The report notes that girls in Sierra Leone are among the most likely in the world to be child mothers.

In Sierra Leone, 28 per cent of girls aged 15 to 19 have already had a child or are pregnant. Teenage girls account for 40 per cent of all maternal deaths in the country.

"Girls are being forced to turn to transactional sex as an economic coping strategy, particularly in the wake of the Ebola crisis, and young mothers are blamed, stigmatised and often excluded from their communities," the report says.

Save the Children is running a fundraising campaign to help "set girls free".

The appeal quotes the story of Khadra, who when she was 15 was forced to marry a man who was over 30 years old. She was in her first year of secondary school but she had to leave. "I wanted to continue with school and go to university and become a doctor," she says.

Instead, her husband beat her. By the time she left him, she was already pregnant. After she gave birth, she was unconscious for three days. Her body suffered in labour and she is still in pain.
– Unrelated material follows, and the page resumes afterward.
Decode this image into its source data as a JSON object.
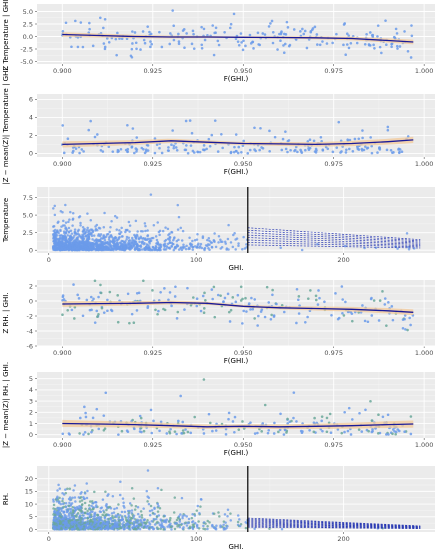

She says that girls should not be forced to get married: "Girls who give birth at a young age face a lot of health complications."

Kamla (not her real name), 14, was 'married' at 3 months old. Save the Children

Another case study is of Waafa, (not her real name), now aged 19, who moved to Lebanon from Homs, Syria a few years ago.

At that time she was 16 and pregnant. She later learned her husband, who had sent her to Lebanon for safety, had died.

She was married at 16 because her parents were worried that they could not protect her from armed groups.

Fighting had escalated and several unmarried girls had been assaulted and forced to marry men from armed groups.

Wafaa said that if certain suitors were rejected, there could be violent repercussions against the families.

Both she and her mother described the lawlessness and chaos that led to the decision for her to marry early. Were it not for the war, she would have stayed in education.

Kamla (not her real name), 14, was "married" at three months old. She only found out about this when she was ten and arrangements had begun to be made for her to move to her husband's house

She had dropped out of school at 10 and her grandmother thought she was old enough to live with her husband because she was so tall.

She went on hunger strike to persuade her parents to let her go to school and by the third day they took her to the school.

She does not know what will happen with the agreement but she hopes to continue her studies. She has excelled at sports and wants to be in the police when she is older to help end violence against women.